The OpenAI CEO’s vision for the future involves a symbiotic relationship where AI demand drives the capital investment necessary to modernize the energy grid, ultimately leading to cheaper and more abundant clean energy for all sectors. He rejected the idea of throttling AI progress to save energy, framing the technology as the very tool humanity needs to solve the climate crisis.
Throughout his visit, Altman lavished praise on India's tech ecosystem, describing the country's "builder energy" as unparalleled. His presence at the summit, alongside Prime Minister Narendra Modi, underscores the strategic importance of India not just as a market, but as a talent hub and potential testing ground for scalable AI solutions.
Altman noted that India’s rapid adoption of digital infrastructure places it in a unique position to leapfrog legacy systems, potentially integrating AI into public services faster than many Western nations. However, he cautioned that this growth is contingent on the availability of compute—a resource he described as the "currency of the future."
Sam Altman’s defense in New Delhi highlights a critical paradox in the AI revolution. While individual model efficiency may be improving—and may even compare favorably to biological intelligence when viewed through a specific evolutionary lens—the aggregate demand is skyrocketing.

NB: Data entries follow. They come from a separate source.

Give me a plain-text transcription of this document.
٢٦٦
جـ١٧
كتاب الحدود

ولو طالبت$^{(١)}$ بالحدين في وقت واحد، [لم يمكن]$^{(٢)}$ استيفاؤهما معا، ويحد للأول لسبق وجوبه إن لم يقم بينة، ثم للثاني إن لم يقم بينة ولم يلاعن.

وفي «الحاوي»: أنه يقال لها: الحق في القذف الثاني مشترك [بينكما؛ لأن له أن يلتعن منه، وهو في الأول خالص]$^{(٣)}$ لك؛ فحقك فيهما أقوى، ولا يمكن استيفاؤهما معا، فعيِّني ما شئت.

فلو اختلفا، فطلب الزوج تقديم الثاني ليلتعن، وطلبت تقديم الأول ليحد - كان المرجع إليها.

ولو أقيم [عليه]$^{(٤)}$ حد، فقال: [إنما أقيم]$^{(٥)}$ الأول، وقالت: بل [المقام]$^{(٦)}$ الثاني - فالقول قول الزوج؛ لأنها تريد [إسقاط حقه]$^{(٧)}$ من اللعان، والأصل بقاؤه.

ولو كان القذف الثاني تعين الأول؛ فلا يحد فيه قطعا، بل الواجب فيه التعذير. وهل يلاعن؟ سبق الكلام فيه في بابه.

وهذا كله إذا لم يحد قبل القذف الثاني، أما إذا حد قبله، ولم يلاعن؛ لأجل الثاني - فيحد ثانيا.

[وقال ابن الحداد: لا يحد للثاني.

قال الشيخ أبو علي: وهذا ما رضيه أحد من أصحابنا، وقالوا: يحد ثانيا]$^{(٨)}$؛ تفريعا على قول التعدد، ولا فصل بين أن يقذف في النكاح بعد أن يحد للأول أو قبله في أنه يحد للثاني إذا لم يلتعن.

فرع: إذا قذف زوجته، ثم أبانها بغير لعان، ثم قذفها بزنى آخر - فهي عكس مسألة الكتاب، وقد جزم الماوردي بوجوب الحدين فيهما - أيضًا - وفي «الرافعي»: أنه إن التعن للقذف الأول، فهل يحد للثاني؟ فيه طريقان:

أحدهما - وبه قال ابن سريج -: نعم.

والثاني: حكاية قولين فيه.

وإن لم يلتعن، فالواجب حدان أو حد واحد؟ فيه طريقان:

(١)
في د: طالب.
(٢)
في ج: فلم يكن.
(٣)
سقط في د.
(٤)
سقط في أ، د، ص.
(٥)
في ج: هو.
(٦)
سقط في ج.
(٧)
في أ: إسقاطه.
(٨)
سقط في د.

By dismissing space-based solutions as premature and debunking water usage myths, Altman is steering the industry toward a very specific future: one tethered to the Earth, powered by nuclear fission, and justified by the immense long-term utility of artificial general intelligence (AGI). As the race for compute intensifies, the industry’s ability to deliver on these green energy promises will likely determine whether public sentiment remains permissive or turns hostile.
For now, Altman’s message to the world is clear: The cost of intelligence is high, but the cost of stagnation is higher.